Results of operations for the three and six months ended June 30, 2011 are not necessarily indicative of the results to be expected for the full year ending December 31, 2011. These unaudited interim consolidated condensed financial statements should be read in conjunction with the consolidated financial statements, accounting policies, and financial notes thereto included in Advant-e Corporation’s 2010 Form 10-K filed with the Securities and Exchange Commission.

Nature of Operations

Advant-e Corporation through its wholly-owned subsidiaries, Edict Systems, Inc. and Merkur Group, Inc. (collectively, the “Company”), develops, markets, resells, and hosts software and provides services that allow its customers to send and receive business documents electronically in standard and proprietary formats. Edict Systems specializes in providing hosted Electronic Data Interchange solutions that utilize the Internet as the primary communications method. Customers use Edict Systems solutions to connect with business partners, integrate data with internal systems, expand and manage electronic trading communities, and validate data via a hosted business rule service. Merkur Group develops and resells software, provides professional services, and provides technical maintenance and support that enables customers to automate delivery and receipt of business documents. Merkur Group provides proprietary software that integrates and connects large Supply Chain Management (SCM), Customer Relationship Management (CRM), and Enterprise Resource Planning (ERP) systems with third party software that provides multiple delivery and document capture options. Customers consist of businesses across a number of industries primarily throughout the United States, and to a much lesser extent some foreign locations, principally Canada, Mexico, and Puerto Rico.

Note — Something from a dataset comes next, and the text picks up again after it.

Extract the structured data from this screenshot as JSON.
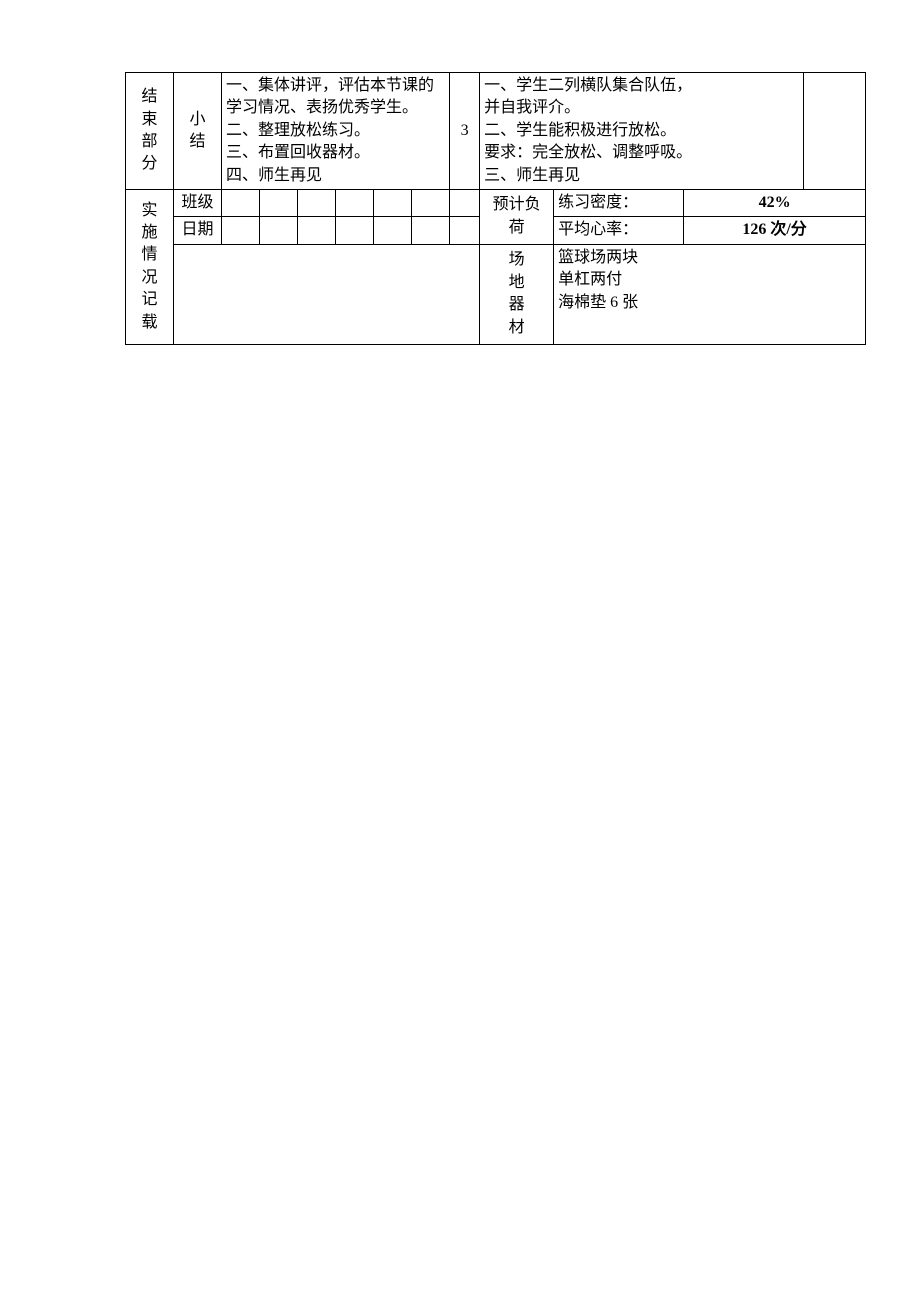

Principles of Consolidation

The consolidated condensed financial statements include the accounts of Advant-e Corporation and its wholly-owned subsidiaries, Edict Systems, Inc., and Merkur Group, Inc. Inter-company accounts and transactions are eliminated in consolidation.

Use of Estimates

The preparation of financial statements in conformity with U. S. generally accepted accounting principles requires management to make estimates and assumptions that affect the reported amounts of assets and liabilities and disclosure of contingent assets and liabilities at the date of the financial statements, and the reported amounts of revenues and expenses during the reporting period. Actual results could differ from those estimates. Significant estimates used in preparing these financial statements include those considered in the assessment of recoverability of capitalized software development costs, the assessment of potential impairment of goodwill, the assessment of the collectability of accounts receivable and the recording of prepaid software maintenance costs and deferred revenue. A reasonable possibility exists that estimates used will change within the next year.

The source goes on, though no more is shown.